Last year, Daniel Machado and Marcus Herrgård published a great paper  evaluating different methods for mapping from transcript data to flux patterns. Flux predictions for eighteen methods were compared to three E.coli and yeast datasets.
The methods varied widely their requirements: continuous vs. discrete levels (105/cell vs. high/low) and absolute vs. relative expression (105/cell vs. twice as much as a reference condition). I wouldn’t say that Daaaaave (rather boringly called “Lee-12” above) is the best algorithm out there — indeed the paper finds that all the methods perform equally well (badly). But I do think that it lies in the right part of the graph, using continuous, absolute data.
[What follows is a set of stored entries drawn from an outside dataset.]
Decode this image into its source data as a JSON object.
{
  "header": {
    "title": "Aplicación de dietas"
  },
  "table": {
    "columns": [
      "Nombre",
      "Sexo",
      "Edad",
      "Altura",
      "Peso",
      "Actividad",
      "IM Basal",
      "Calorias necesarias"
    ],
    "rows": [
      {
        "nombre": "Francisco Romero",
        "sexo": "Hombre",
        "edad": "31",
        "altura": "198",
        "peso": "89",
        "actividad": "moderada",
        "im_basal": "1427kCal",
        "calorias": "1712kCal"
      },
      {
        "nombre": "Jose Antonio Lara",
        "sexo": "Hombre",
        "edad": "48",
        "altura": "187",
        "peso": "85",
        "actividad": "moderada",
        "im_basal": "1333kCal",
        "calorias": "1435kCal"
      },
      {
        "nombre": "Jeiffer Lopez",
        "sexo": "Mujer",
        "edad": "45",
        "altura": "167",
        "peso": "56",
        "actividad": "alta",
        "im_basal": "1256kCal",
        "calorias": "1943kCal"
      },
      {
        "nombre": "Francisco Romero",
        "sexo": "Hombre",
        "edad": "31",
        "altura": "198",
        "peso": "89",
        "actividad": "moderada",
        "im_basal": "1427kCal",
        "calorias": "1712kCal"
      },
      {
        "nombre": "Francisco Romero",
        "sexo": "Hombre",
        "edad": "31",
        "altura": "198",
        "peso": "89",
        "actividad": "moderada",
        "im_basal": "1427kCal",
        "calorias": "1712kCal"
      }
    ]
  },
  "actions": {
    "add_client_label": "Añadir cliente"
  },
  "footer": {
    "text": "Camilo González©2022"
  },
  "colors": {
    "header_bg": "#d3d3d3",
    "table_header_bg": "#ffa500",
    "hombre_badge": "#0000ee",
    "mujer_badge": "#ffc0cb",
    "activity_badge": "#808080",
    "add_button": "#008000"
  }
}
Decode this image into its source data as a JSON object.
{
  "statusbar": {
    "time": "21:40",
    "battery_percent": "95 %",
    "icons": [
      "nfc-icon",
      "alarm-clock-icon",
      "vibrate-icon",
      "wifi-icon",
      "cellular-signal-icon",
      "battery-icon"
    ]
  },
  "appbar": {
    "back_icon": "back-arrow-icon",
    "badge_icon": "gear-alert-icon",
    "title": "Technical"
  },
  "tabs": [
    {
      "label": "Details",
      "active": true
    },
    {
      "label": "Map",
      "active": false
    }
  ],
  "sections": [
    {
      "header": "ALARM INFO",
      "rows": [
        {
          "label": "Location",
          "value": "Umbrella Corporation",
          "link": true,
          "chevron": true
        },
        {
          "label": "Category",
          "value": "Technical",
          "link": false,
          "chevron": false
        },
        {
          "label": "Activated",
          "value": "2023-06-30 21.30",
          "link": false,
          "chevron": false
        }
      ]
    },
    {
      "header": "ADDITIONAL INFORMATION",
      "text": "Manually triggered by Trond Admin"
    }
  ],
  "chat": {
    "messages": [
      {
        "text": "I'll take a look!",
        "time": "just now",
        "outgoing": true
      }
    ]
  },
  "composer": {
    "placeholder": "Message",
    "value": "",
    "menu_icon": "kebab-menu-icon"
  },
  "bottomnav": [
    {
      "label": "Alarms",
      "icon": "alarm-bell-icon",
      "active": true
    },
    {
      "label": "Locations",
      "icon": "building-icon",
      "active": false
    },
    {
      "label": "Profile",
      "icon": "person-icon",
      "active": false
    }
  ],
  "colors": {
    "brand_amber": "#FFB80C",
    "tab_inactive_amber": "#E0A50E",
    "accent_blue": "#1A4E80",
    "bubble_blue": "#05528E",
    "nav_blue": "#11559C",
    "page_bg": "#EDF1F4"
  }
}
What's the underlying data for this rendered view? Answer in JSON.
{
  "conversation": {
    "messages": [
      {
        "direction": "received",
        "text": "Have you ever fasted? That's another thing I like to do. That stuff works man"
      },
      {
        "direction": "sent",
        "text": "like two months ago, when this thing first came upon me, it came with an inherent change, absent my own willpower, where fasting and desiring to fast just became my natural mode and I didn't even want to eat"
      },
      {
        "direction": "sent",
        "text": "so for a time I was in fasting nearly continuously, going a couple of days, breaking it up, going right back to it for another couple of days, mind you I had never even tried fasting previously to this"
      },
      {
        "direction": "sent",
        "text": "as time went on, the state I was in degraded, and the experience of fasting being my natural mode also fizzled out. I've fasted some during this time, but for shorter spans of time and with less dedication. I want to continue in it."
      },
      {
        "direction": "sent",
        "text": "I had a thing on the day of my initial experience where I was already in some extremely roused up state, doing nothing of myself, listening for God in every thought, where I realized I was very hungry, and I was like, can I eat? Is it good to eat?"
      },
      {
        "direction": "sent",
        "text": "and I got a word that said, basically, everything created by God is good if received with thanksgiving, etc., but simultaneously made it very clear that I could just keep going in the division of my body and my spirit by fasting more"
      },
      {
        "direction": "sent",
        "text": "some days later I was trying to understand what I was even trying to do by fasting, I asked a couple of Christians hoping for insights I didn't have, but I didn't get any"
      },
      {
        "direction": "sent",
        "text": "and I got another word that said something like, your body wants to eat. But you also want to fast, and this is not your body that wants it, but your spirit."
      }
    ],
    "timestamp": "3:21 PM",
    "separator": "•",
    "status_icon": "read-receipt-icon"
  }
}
My first test was to attempt to address the problem that
Methods that do not make any assumptions regarding a biological objective (iMAT, Lee–12 and RELATCH*) … incorrectly predicted a zero growth rate in all cases
by enriching the reconstructions: associating the genes encoding the main DNA polymerases with growth. It didn’t make any difference, and I shouldn’t have been surprised. This gene association is one data point amongst thousands, and the cell’s growing would require a major rerouting of flux, thereby moving other many data points away from their best fit.
Back to the drawing-board.
- Daniel Machado and Marcus Herrgård (2014) “Systematic evaluation of methods for integration of transcriptomic data into constraint-based models of metabolism” PLoS Computational Biology 10:e1003580.